Die serielle Schnittstelle ist eine umgangssprachliche Bezeichnung für eine Schnittstelle zur Datenübertragung zwischen zwei Geräten, bei denen einzelne Bits zeitlich nacheinander übertragen werden (Serielle Datenübertragung). Die Bezeichnung wird in Abgrenzung zu einer parallelen Schnittstelle benutzt, bei der mehrere Bits zeitgleich auf mehreren Stromkreisen übertragen werden. Beide Bezeichnungen sind unpräzise und werden für eine große Anzahl unterschiedlicher Schnittstellendefinitionen benutzt.
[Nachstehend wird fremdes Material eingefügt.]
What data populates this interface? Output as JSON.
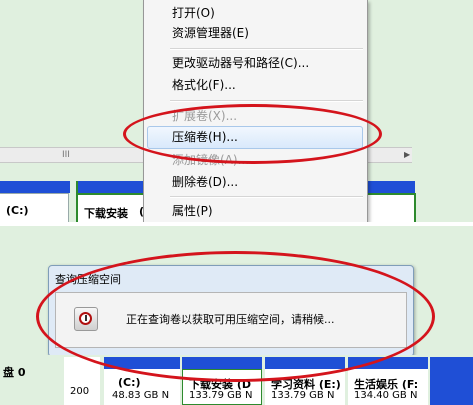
{
  "top_panel": {
    "drive_c_label": "(C:)",
    "drive_d_label": "下载安装",
    "drive_d_suffix": "(",
    "scroll_grip": "III"
  },
  "context_menu": {
    "items": [
      {
        "label": "打开(O)",
        "enabled": true
      },
      {
        "label": "资源管理器(E)",
        "enabled": true
      },
      {
        "label": "更改驱动器号和路径(C)...",
        "enabled": true
      },
      {
        "label": "格式化(F)...",
        "enabled": true
      },
      {
        "label": "扩展卷(X)...",
        "enabled": false
      },
      {
        "label": "压缩卷(H)...",
        "enabled": true,
        "highlighted": true
      },
      {
        "label": "添加镜像(A)...",
        "enabled": false
      },
      {
        "label": "删除卷(D)...",
        "enabled": true
      },
      {
        "label": "属性(P)",
        "enabled": true
      }
    ]
  },
  "dialog": {
    "title": "查询压缩空间",
    "message": "正在查询卷以获取可用压缩空间，请稍候..."
  },
  "bottom_panel": {
    "disk_label": "盘 0",
    "disk_size": "200",
    "volumes": [
      {
        "label": "(C:)",
        "size": "48.83 GB N"
      },
      {
        "label": "下载安装 (D",
        "size": "133.79 GB N"
      },
      {
        "label": "学习资料 (E:)",
        "size": "133.79 GB N"
      },
      {
        "label": "生活娱乐 (F:",
        "size": "134.40 GB N"
      }
    ]
  },
  "colors": {
    "highlight_ring": "#d4141c",
    "volume_bar": "#1f4fd6",
    "panel_bg": "#e0f0df"
  }
}
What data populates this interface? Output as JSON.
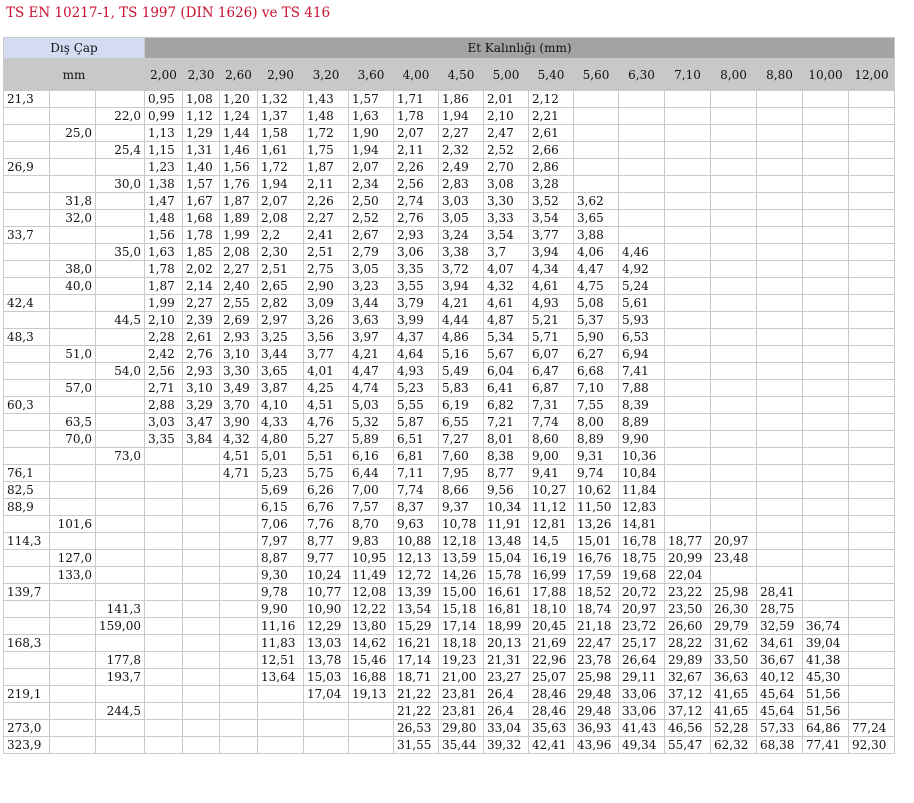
{
  "title": "TS EN 10217-1, TS 1997 (DIN 1626) ve TS 416",
  "header": {
    "dis_cap": "Dış Çap",
    "et_kalinligi": "Et Kalınlığı (mm)",
    "unit": "mm"
  },
  "thickness": [
    "2,00",
    "2,30",
    "2,60",
    "2,90",
    "3,20",
    "3,60",
    "4,00",
    "4,50",
    "5,00",
    "5,40",
    "5,60",
    "6,30",
    "7,10",
    "8,00",
    "8,80",
    "10,00",
    "12,00"
  ],
  "rows": [
    {
      "d": [
        "21,3",
        "",
        ""
      ],
      "v": [
        "0,95",
        "1,08",
        "1,20",
        "1,32",
        "1,43",
        "1,57",
        "1,71",
        "1,86",
        "2,01",
        "2,12",
        "",
        "",
        "",
        "",
        "",
        "",
        ""
      ]
    },
    {
      "d": [
        "",
        "",
        "22,0"
      ],
      "v": [
        "0,99",
        "1,12",
        "1,24",
        "1,37",
        "1,48",
        "1,63",
        "1,78",
        "1,94",
        "2,10",
        "2,21",
        "",
        "",
        "",
        "",
        "",
        "",
        ""
      ]
    },
    {
      "d": [
        "",
        "25,0",
        ""
      ],
      "v": [
        "1,13",
        "1,29",
        "1,44",
        "1,58",
        "1,72",
        "1,90",
        "2,07",
        "2,27",
        "2,47",
        "2,61",
        "",
        "",
        "",
        "",
        "",
        "",
        ""
      ]
    },
    {
      "d": [
        "",
        "",
        "25,4"
      ],
      "v": [
        "1,15",
        "1,31",
        "1,46",
        "1,61",
        "1,75",
        "1,94",
        "2,11",
        "2,32",
        "2,52",
        "2,66",
        "",
        "",
        "",
        "",
        "",
        "",
        ""
      ]
    },
    {
      "d": [
        "26,9",
        "",
        ""
      ],
      "v": [
        "1,23",
        "1,40",
        "1,56",
        "1,72",
        "1,87",
        "2,07",
        "2,26",
        "2,49",
        "2,70",
        "2,86",
        "",
        "",
        "",
        "",
        "",
        "",
        ""
      ]
    },
    {
      "d": [
        "",
        "",
        "30,0"
      ],
      "v": [
        "1,38",
        "1,57",
        "1,76",
        "1,94",
        "2,11",
        "2,34",
        "2,56",
        "2,83",
        "3,08",
        "3,28",
        "",
        "",
        "",
        "",
        "",
        "",
        ""
      ]
    },
    {
      "d": [
        "",
        "31,8",
        ""
      ],
      "v": [
        "1,47",
        "1,67",
        "1,87",
        "2,07",
        "2,26",
        "2,50",
        "2,74",
        "3,03",
        "3,30",
        "3,52",
        "3,62",
        "",
        "",
        "",
        "",
        "",
        ""
      ]
    },
    {
      "d": [
        "",
        "32,0",
        ""
      ],
      "v": [
        "1,48",
        "1,68",
        "1,89",
        "2,08",
        "2,27",
        "2,52",
        "2,76",
        "3,05",
        "3,33",
        "3,54",
        "3,65",
        "",
        "",
        "",
        "",
        "",
        ""
      ]
    },
    {
      "d": [
        "33,7",
        "",
        ""
      ],
      "v": [
        "1,56",
        "1,78",
        "1,99",
        "2,2",
        "2,41",
        "2,67",
        "2,93",
        "3,24",
        "3,54",
        "3,77",
        "3,88",
        "",
        "",
        "",
        "",
        "",
        ""
      ]
    },
    {
      "d": [
        "",
        "",
        "35,0"
      ],
      "v": [
        "1,63",
        "1,85",
        "2,08",
        "2,30",
        "2,51",
        "2,79",
        "3,06",
        "3,38",
        "3,7",
        "3,94",
        "4,06",
        "4,46",
        "",
        "",
        "",
        "",
        ""
      ]
    },
    {
      "d": [
        "",
        "38,0",
        ""
      ],
      "v": [
        "1,78",
        "2,02",
        "2,27",
        "2,51",
        "2,75",
        "3,05",
        "3,35",
        "3,72",
        "4,07",
        "4,34",
        "4,47",
        "4,92",
        "",
        "",
        "",
        "",
        ""
      ]
    },
    {
      "d": [
        "",
        "40,0",
        ""
      ],
      "v": [
        "1,87",
        "2,14",
        "2,40",
        "2,65",
        "2,90",
        "3,23",
        "3,55",
        "3,94",
        "4,32",
        "4,61",
        "4,75",
        "5,24",
        "",
        "",
        "",
        "",
        ""
      ]
    },
    {
      "d": [
        "42,4",
        "",
        ""
      ],
      "v": [
        "1,99",
        "2,27",
        "2,55",
        "2,82",
        "3,09",
        "3,44",
        "3,79",
        "4,21",
        "4,61",
        "4,93",
        "5,08",
        "5,61",
        "",
        "",
        "",
        "",
        ""
      ]
    },
    {
      "d": [
        "",
        "",
        "44,5"
      ],
      "v": [
        "2,10",
        "2,39",
        "2,69",
        "2,97",
        "3,26",
        "3,63",
        "3,99",
        "4,44",
        "4,87",
        "5,21",
        "5,37",
        "5,93",
        "",
        "",
        "",
        "",
        ""
      ]
    },
    {
      "d": [
        "48,3",
        "",
        ""
      ],
      "v": [
        "2,28",
        "2,61",
        "2,93",
        "3,25",
        "3,56",
        "3,97",
        "4,37",
        "4,86",
        "5,34",
        "5,71",
        "5,90",
        "6,53",
        "",
        "",
        "",
        "",
        ""
      ]
    },
    {
      "d": [
        "",
        "51,0",
        ""
      ],
      "v": [
        "2,42",
        "2,76",
        "3,10",
        "3,44",
        "3,77",
        "4,21",
        "4,64",
        "5,16",
        "5,67",
        "6,07",
        "6,27",
        "6,94",
        "",
        "",
        "",
        "",
        ""
      ]
    },
    {
      "d": [
        "",
        "",
        "54,0"
      ],
      "v": [
        "2,56",
        "2,93",
        "3,30",
        "3,65",
        "4,01",
        "4,47",
        "4,93",
        "5,49",
        "6,04",
        "6,47",
        "6,68",
        "7,41",
        "",
        "",
        "",
        "",
        ""
      ]
    },
    {
      "d": [
        "",
        "57,0",
        ""
      ],
      "v": [
        "2,71",
        "3,10",
        "3,49",
        "3,87",
        "4,25",
        "4,74",
        "5,23",
        "5,83",
        "6,41",
        "6,87",
        "7,10",
        "7,88",
        "",
        "",
        "",
        "",
        ""
      ]
    },
    {
      "d": [
        "60,3",
        "",
        ""
      ],
      "v": [
        "2,88",
        "3,29",
        "3,70",
        "4,10",
        "4,51",
        "5,03",
        "5,55",
        "6,19",
        "6,82",
        "7,31",
        "7,55",
        "8,39",
        "",
        "",
        "",
        "",
        ""
      ]
    },
    {
      "d": [
        "",
        "63,5",
        ""
      ],
      "v": [
        "3,03",
        "3,47",
        "3,90",
        "4,33",
        "4,76",
        "5,32",
        "5,87",
        "6,55",
        "7,21",
        "7,74",
        "8,00",
        "8,89",
        "",
        "",
        "",
        "",
        ""
      ]
    },
    {
      "d": [
        "",
        "70,0",
        ""
      ],
      "v": [
        "3,35",
        "3,84",
        "4,32",
        "4,80",
        "5,27",
        "5,89",
        "6,51",
        "7,27",
        "8,01",
        "8,60",
        "8,89",
        "9,90",
        "",
        "",
        "",
        "",
        ""
      ]
    },
    {
      "d": [
        "",
        "",
        "73,0"
      ],
      "v": [
        "",
        "",
        "4,51",
        "5,01",
        "5,51",
        "6,16",
        "6,81",
        "7,60",
        "8,38",
        "9,00",
        "9,31",
        "10,36",
        "",
        "",
        "",
        "",
        ""
      ]
    },
    {
      "d": [
        "76,1",
        "",
        ""
      ],
      "v": [
        "",
        "",
        "4,71",
        "5,23",
        "5,75",
        "6,44",
        "7,11",
        "7,95",
        "8,77",
        "9,41",
        "9,74",
        "10,84",
        "",
        "",
        "",
        "",
        ""
      ]
    },
    {
      "d": [
        "82,5",
        "",
        ""
      ],
      "v": [
        "",
        "",
        "",
        "5,69",
        "6,26",
        "7,00",
        "7,74",
        "8,66",
        "9,56",
        "10,27",
        "10,62",
        "11,84",
        "",
        "",
        "",
        "",
        ""
      ]
    },
    {
      "d": [
        "88,9",
        "",
        ""
      ],
      "v": [
        "",
        "",
        "",
        "6,15",
        "6,76",
        "7,57",
        "8,37",
        "9,37",
        "10,34",
        "11,12",
        "11,50",
        "12,83",
        "",
        "",
        "",
        "",
        ""
      ]
    },
    {
      "d": [
        "",
        "101,6",
        ""
      ],
      "v": [
        "",
        "",
        "",
        "7,06",
        "7,76",
        "8,70",
        "9,63",
        "10,78",
        "11,91",
        "12,81",
        "13,26",
        "14,81",
        "",
        "",
        "",
        "",
        ""
      ]
    },
    {
      "d": [
        "114,3",
        "",
        ""
      ],
      "v": [
        "",
        "",
        "",
        "7,97",
        "8,77",
        "9,83",
        "10,88",
        "12,18",
        "13,48",
        "14,5",
        "15,01",
        "16,78",
        "18,77",
        "20,97",
        "",
        "",
        ""
      ]
    },
    {
      "d": [
        "",
        "127,0",
        ""
      ],
      "v": [
        "",
        "",
        "",
        "8,87",
        "9,77",
        "10,95",
        "12,13",
        "13,59",
        "15,04",
        "16,19",
        "16,76",
        "18,75",
        "20,99",
        "23,48",
        "",
        "",
        ""
      ]
    },
    {
      "d": [
        "",
        "133,0",
        ""
      ],
      "v": [
        "",
        "",
        "",
        "9,30",
        "10,24",
        "11,49",
        "12,72",
        "14,26",
        "15,78",
        "16,99",
        "17,59",
        "19,68",
        "22,04",
        "",
        "",
        "",
        ""
      ]
    },
    {
      "d": [
        "139,7",
        "",
        ""
      ],
      "v": [
        "",
        "",
        "",
        "9,78",
        "10,77",
        "12,08",
        "13,39",
        "15,00",
        "16,61",
        "17,88",
        "18,52",
        "20,72",
        "23,22",
        "25,98",
        "28,41",
        "",
        ""
      ]
    },
    {
      "d": [
        "",
        "",
        "141,3"
      ],
      "v": [
        "",
        "",
        "",
        "9,90",
        "10,90",
        "12,22",
        "13,54",
        "15,18",
        "16,81",
        "18,10",
        "18,74",
        "20,97",
        "23,50",
        "26,30",
        "28,75",
        "",
        ""
      ]
    },
    {
      "d": [
        "",
        "",
        "159,00"
      ],
      "v": [
        "",
        "",
        "",
        "11,16",
        "12,29",
        "13,80",
        "15,29",
        "17,14",
        "18,99",
        "20,45",
        "21,18",
        "23,72",
        "26,60",
        "29,79",
        "32,59",
        "36,74",
        ""
      ]
    },
    {
      "d": [
        "168,3",
        "",
        ""
      ],
      "v": [
        "",
        "",
        "",
        "11,83",
        "13,03",
        "14,62",
        "16,21",
        "18,18",
        "20,13",
        "21,69",
        "22,47",
        "25,17",
        "28,22",
        "31,62",
        "34,61",
        "39,04",
        ""
      ]
    },
    {
      "d": [
        "",
        "",
        "177,8"
      ],
      "v": [
        "",
        "",
        "",
        "12,51",
        "13,78",
        "15,46",
        "17,14",
        "19,23",
        "21,31",
        "22,96",
        "23,78",
        "26,64",
        "29,89",
        "33,50",
        "36,67",
        "41,38",
        ""
      ]
    },
    {
      "d": [
        "",
        "",
        "193,7"
      ],
      "v": [
        "",
        "",
        "",
        "13,64",
        "15,03",
        "16,88",
        "18,71",
        "21,00",
        "23,27",
        "25,07",
        "25,98",
        "29,11",
        "32,67",
        "36,63",
        "40,12",
        "45,30",
        ""
      ]
    },
    {
      "d": [
        "219,1",
        "",
        ""
      ],
      "v": [
        "",
        "",
        "",
        "",
        "17,04",
        "19,13",
        "21,22",
        "23,81",
        "26,4",
        "28,46",
        "29,48",
        "33,06",
        "37,12",
        "41,65",
        "45,64",
        "51,56",
        ""
      ]
    },
    {
      "d": [
        "",
        "",
        "244,5"
      ],
      "v": [
        "",
        "",
        "",
        "",
        "",
        "",
        "21,22",
        "23,81",
        "26,4",
        "28,46",
        "29,48",
        "33,06",
        "37,12",
        "41,65",
        "45,64",
        "51,56",
        ""
      ]
    },
    {
      "d": [
        "273,0",
        "",
        ""
      ],
      "v": [
        "",
        "",
        "",
        "",
        "",
        "",
        "26,53",
        "29,80",
        "33,04",
        "35,63",
        "36,93",
        "41,43",
        "46,56",
        "52,28",
        "57,33",
        "64,86",
        "77,24"
      ]
    },
    {
      "d": [
        "323,9",
        "",
        ""
      ],
      "v": [
        "",
        "",
        "",
        "",
        "",
        "",
        "31,55",
        "35,44",
        "39,32",
        "42,41",
        "43,96",
        "49,34",
        "55,47",
        "62,32",
        "68,38",
        "77,41",
        "92,30"
      ]
    }
  ]
}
Gegenüber parallelen Schnittstellen benötigt die serielle Schnittstelle weniger Stromkreise und demzufolge einen geringeren Verkabelungsaufwand, was besonders bei größeren Distanzen bedeutsam ist. Parallele Schnittstellen boten historisch größere Übertragungsgeschwindigkeiten und wurden daher für Anwendungen bevorzugt, bei denen große Datenmengen über kurze Distanz zu übertragen waren, wo die Kabelkosten nicht dominierten. Dieses Argument ist allerdings inzwischen obsolet, die technische Entwicklung der seriellen Schnittstellen hat die der parallelen Schnittstellen überholt.

Im engeren Umfeld von Personal Computern ist mit der seriellen Schnittstelle meist eine Schnittstelle nach EIA-RS-232 gemeint, in der Regel unter Verwendung eines 9-pin D-Sub-Steckers. Sie dient dort traditionell dem Anschluss von Peripheriegeräten an den PC, die mit vergleichsweise moderaten Übertragungsgeschwindigkeiten auskommen, wie z. B. Tastaturen, Mäuse, Drucker, DFÜ-Geräte etc., ist aber inzwischen weitgehend durch die universellere USB-Schnittstelle ersetzt worden. Die USB-Schnittstelle arbeitet zwar ebenfalls seriell, ist aber umgangssprachlich meist nicht gemeint, wenn man von "der seriellen Schnittstelle" redet. Zwischen USB und RS-232 existieren günstige Adapter, so dass die meisten PC-Hersteller dazu übergegangen sind, auf die RS-232 Schnittstelle im Grundgerät zu verzichten.

Serielle Schnittstellen im weiteren Sinn sind sehr weit verbreitet und existieren in sehr vielen Ausprägungen und Varianten. Es gehören dazu neben Punkt-zu-Punkt Verbindungen wie RS-232 und RS-422 auch Netzwerk- und Busschnittstellen, wie z. B. Ethernet, CAN-Bus oder RS-485. Datenraten, mögliche Übertragungsdistanzen und andere Eigenschaften unterscheiden sich z. T. beträchtlich, so existiert für fast jeden Anwendungsbereich eine passende Schnittstellendefinition. Siehe dazu die Auflistung weiter unten.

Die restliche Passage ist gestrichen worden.